A Handy Guide to Bude Canal

These days, Bude canal is a peaceful walk through rolling countryside, but in its hay day was a bustling and busy transport route.  In this blog post, we dip into the history and give you some recommendations for a pleasant walk.  Any top tips?  Let us know in the comments below.


The History

The canal first came about when farmers in the area discovered they could improve their poor, acidic soil by adding lime-rich sand from the coast.  With such large quantities in demand, transporting it in any other way would not have been feasible. 

The final canal design was proposed in 1819 and was completed by 1823, reaching an impressive 35 miles into the Cornish and Devon border – even more incredible when you realise the entire canal was dug using shovels and pick axes.   A new reservoir (now known as Lower Tamar Lake) was built to feed the canal with water.

Long 50-foot coastal barges could travel the 2 miles to Helebridge, where the cargo would be transferred to smaller tub boats, each carrying about 20 tonnes, for the remainder of their journey.

The smaller boats were necessary as the route had to stick to the contours of the land where possible, and therefore was unusually meandering – through much of the route it runs alongside the river Tamar.  More unusual still, the canal had to climb more than 130 metres above sea-level, and did so largely without locks (although the canal did use 2). 

Instead, it achieved this feat through 6 inclined planes – slopes without water – (one of the most impressive is just outside our village in North Tamerton though sadly not accessible to the public).  The tub boats had wheels on the bottom, and would be dragged up two rails on these slopes, pulled by chains and water wheels (or in some cases huge tanks of water lowering into a shaft). 
Up to 6 connected tub boats would be hauled by a team of horses, and the boatmen would have the tricky job of steering the boats by adjusting the connection between each one individually.
Despite its engineering ambition, unfortunately the canal wasn’t a massive success.  It lasted nearly 7 decades and provided an important service to farmers, but the vast weights of cargo and mechanical systems at the inclined planes meant that various elements were prone to failure – chains would snap, the rails would break, and the system was expensive to maintain.
Eventually, the railway reached Holsworthy and briefly, it looked as though it would improve the canal’s fortunes, as the mineral rich sand could be transported onwards by train. 
Inevitably though, the railway extended to Bude.  Moreover, mass production of cheaper fertilisers became more common, and this stock could now be transported by train to farmers in the region.
By 1891, the tub boats had ceased operation, and the canal was eventually bought by the council who use the Tamar Lakes to supply water to the local community to this day.
The sea lock at Bude is one of the last remaining examples in the country, and allowed large ships to enter depending on the tide. ​​


The Canal Today

Nowadays, the towpath as far as Helebridge is paved and in good condition, making it a very pleasant and accessible walk, suitable for mobility scooters and pushchairs.  You can also hire rowing boats (or some rather garish pedalos) from Bude, along with bikes and even kayaks.  

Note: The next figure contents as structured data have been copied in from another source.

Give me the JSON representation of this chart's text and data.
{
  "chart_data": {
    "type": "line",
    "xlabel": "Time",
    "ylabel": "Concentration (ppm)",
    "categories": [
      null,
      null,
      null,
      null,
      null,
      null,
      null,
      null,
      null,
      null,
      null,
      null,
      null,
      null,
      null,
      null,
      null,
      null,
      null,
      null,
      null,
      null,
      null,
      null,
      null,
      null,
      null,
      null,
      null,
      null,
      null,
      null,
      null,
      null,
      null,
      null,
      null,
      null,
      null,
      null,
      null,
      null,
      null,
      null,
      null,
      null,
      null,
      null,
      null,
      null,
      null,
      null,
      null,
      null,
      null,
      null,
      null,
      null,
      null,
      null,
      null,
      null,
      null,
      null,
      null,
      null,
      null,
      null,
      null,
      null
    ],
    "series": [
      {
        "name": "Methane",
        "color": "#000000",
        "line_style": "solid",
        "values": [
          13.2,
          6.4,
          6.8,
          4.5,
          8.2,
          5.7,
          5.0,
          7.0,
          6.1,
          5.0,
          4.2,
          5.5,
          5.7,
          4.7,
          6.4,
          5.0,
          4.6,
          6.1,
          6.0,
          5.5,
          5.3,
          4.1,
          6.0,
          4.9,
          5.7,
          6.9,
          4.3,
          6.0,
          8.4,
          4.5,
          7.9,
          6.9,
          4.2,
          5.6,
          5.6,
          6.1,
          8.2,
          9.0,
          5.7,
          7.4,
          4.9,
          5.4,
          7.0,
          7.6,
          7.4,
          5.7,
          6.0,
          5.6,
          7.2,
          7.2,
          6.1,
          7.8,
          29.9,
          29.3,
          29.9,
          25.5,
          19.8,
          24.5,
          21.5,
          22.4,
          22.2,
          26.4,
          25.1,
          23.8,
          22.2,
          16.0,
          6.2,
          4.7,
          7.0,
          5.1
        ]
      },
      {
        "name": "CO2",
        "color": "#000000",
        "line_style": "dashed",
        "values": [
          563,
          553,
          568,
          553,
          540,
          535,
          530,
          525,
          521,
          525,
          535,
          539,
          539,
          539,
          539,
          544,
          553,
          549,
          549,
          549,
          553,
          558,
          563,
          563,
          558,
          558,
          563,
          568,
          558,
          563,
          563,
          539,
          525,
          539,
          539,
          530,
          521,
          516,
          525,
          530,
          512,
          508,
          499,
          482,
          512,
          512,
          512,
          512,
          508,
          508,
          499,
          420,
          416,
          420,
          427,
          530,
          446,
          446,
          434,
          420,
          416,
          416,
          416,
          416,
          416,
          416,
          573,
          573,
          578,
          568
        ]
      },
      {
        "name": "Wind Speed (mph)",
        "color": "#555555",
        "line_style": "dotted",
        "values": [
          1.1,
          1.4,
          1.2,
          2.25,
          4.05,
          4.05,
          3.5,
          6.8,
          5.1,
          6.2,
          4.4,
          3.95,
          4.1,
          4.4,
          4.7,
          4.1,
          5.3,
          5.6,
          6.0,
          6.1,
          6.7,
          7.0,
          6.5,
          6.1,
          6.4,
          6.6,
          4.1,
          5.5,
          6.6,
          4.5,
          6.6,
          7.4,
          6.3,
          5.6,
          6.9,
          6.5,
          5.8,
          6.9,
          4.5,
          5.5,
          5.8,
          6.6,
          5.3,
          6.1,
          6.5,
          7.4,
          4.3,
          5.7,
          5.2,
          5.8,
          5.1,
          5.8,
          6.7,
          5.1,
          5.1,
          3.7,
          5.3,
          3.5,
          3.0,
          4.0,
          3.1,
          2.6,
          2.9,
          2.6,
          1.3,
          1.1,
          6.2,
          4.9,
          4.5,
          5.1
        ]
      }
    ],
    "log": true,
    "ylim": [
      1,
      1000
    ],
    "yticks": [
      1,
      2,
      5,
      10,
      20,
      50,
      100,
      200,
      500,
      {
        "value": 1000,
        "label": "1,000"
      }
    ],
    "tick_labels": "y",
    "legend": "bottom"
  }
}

Even better, several establishments offer walkers refreshments, and here are a few of our picks:

  • The Lock Gates Tearoom, Bude.
    200m from the sea-lock, this is a charming little tea-room with simple but good quality dishes.  Great sea-food and plenty to offer gluten-free guests.
  • The Barge, Bude.
    This café on a barge is more than a novelty – serving light meals and cream teas, and it’s even dog-friendly.
  • The Falcon, Bude. 
    One of Bude’s oldest and best loved pubs overlooks the canal.  Decent pub grub at a reasonable price, and dog-friendly too.
  • The Olive Tree, Bude.
    Just across the canal from the Falcon is the Olive Tree, and very pleasant bistro restaurant and café with excellent food.  If the weather is nice enough, try to get yourself a seat outside.
  • Get Your Veg On, Bude.
    In the crescent car-park you may find the small unassuming yellow hut.  Serving a range of vegan, veggie and gluten-free street-food, this is a great idea if you forgot your picnic.
  • The Weir, Helebridge.
    If you manage the full 2 mile stretch of remaining canal, you will find yourself at The Weir Bistro.  A large, open plan restaurant and café with plenty of choice.  Very popular, and with a wildlife area, play area, and even allowing dogs, you can see why.

To find out more about the Bude canal, pop into Bude Tourist Information Centre, where they have more information including maps and routes.